Mebbekew seemed to toy with the idea of getting angry, but then thought better of it. “Possibly,” said Mebbekew. “But it’s a better plan than I’ve heard from anyone else.”

“What about mine?” said Issib. “
I
go and ask. What is Gaballufix going to do to a cripple?”

Elemak shook his head. “Break you in half with his bare hands, if he feels like it.”

“And you were
friends
with him?” asked Mebbekew.

“Brothers. We’re brothers. We don’t get to choose our brothers, you know,” said Elemak. “We just make do with what we get.”

“He wouldn’t hurt a cripple,” Issib said again. “It would shame him in front of his own men.”

Elemak knew that Issib was right. The cripple might be the best one to get into and out of an interview with Gaballufix alive. The trouble was that Elemak
couldn’t
let Issib or Nafai talk to the man. Gaballufix might say something that would compromise Elemak. No, it had to be Elemak himself, so he could talk to Gabya alone, maybe smooth things over, persuade his brother that it wasn’t him that warned Father of the plan to kill Roptat under circumstances that would implicate and discredit Wetchik. If they ever learned of this, Meb and Issya and Nyef wouldn’t understand that in the long run it was the best plan for Father’s own sake. If they didn’t neutralize Father this way, then eventually it might be Father who died under mysterious circumstances.

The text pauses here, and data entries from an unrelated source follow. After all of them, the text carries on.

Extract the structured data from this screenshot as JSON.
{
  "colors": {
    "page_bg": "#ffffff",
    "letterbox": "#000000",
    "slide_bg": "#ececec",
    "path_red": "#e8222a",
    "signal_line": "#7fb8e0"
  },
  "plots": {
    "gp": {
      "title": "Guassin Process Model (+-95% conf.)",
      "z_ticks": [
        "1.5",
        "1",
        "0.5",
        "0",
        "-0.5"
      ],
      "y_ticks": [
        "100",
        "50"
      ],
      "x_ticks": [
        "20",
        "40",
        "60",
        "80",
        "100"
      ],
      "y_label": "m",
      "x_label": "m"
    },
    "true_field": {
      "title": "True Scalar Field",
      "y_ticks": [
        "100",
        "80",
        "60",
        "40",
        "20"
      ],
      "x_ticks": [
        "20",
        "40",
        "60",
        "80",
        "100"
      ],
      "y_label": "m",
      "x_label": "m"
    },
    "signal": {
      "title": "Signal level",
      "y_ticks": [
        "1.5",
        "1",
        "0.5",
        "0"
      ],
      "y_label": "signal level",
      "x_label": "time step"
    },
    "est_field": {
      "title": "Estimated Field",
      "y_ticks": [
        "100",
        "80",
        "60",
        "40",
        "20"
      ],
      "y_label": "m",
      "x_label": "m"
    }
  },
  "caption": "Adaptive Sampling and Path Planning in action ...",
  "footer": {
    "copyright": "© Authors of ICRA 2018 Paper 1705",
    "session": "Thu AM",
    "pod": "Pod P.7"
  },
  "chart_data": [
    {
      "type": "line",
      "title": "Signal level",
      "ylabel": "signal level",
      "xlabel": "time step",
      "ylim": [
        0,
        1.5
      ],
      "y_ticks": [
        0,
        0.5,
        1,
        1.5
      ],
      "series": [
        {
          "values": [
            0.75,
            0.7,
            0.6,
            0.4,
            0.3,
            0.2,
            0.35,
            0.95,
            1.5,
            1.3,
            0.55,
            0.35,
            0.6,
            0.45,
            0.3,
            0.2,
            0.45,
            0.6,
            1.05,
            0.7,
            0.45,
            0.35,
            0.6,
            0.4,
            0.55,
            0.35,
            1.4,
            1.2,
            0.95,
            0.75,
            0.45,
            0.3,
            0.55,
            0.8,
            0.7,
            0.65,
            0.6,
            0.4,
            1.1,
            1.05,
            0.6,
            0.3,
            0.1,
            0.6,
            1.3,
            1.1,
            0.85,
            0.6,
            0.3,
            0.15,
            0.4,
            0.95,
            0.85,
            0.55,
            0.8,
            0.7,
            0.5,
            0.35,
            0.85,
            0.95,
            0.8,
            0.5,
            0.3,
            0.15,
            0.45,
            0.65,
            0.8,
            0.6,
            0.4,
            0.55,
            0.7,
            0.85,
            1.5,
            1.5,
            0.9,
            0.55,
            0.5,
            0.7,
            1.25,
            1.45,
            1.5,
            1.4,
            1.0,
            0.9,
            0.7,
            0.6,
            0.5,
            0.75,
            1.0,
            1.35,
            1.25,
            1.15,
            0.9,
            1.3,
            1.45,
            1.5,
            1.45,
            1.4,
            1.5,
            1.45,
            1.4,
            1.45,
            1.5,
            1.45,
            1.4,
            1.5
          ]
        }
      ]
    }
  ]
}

“I’ll tell you what,” said Elemak. “Since we all disagree about who should go, let’s let the Oversoul decide. A time-honored tradition—we draw lots.”

He reached down and scooped up a handful of pebbles from the ground. “Three light ones, one dark one.” But as he spoke, Elemak made sure a fourth light-colored stone was tucked out of sight between two of his fingers. “Dark stone goes into the city.”

“All right,” said Meb, and the others nodded.

“I’ll hold the stones,” said Nafai.

“Nobody holds the stones, my dear little boy,” said Elemak. “Too much chance of cheating, yes?” Elemak reached up to a shelf in the rock, out of sight where they
were standing. There he again made a show of mixing up the four stones. “When I’m through mixing them, though, you can mix them yourself, Nafai,” he said. “That way we know that nobody knows which stone is which.”

Nafai immediately strode forward, reached up to the shelf of stone, and mixed the stones. Four of them, of course—Elemak knew he would feel four stones and “be satisfied. What he couldn’t possibly know was that the dark stone was now between Elemak’s fingers, and the four stones on the shelf were all light.

“While you’ve got your hand up there, Nyef, go ahead and choose a stone.”

Nafai, poor fool, came away with a light-colored stone and frowned at it. What did he expect? He was playing at a man’s game. None of these boys seemed to realize that a man with Elemak’s responsibilities would never have lasted on the open road if he didn’t know how to make sure that drawing lots always turned out the way he wanted.

“Me now,” said Issib.

“No,” said Elemak. “My draw.” That was another rule of the game—Elemak had to draw early, or somebody might grow suspicious and check the rocks and see that there was no dark one there. He reached up, made a show of fumbling with the rocks, and then came away with the dark one, of course—but with the extra light one also tucked between his fingers. When they checked, they’d find only two stones left there on the shelf.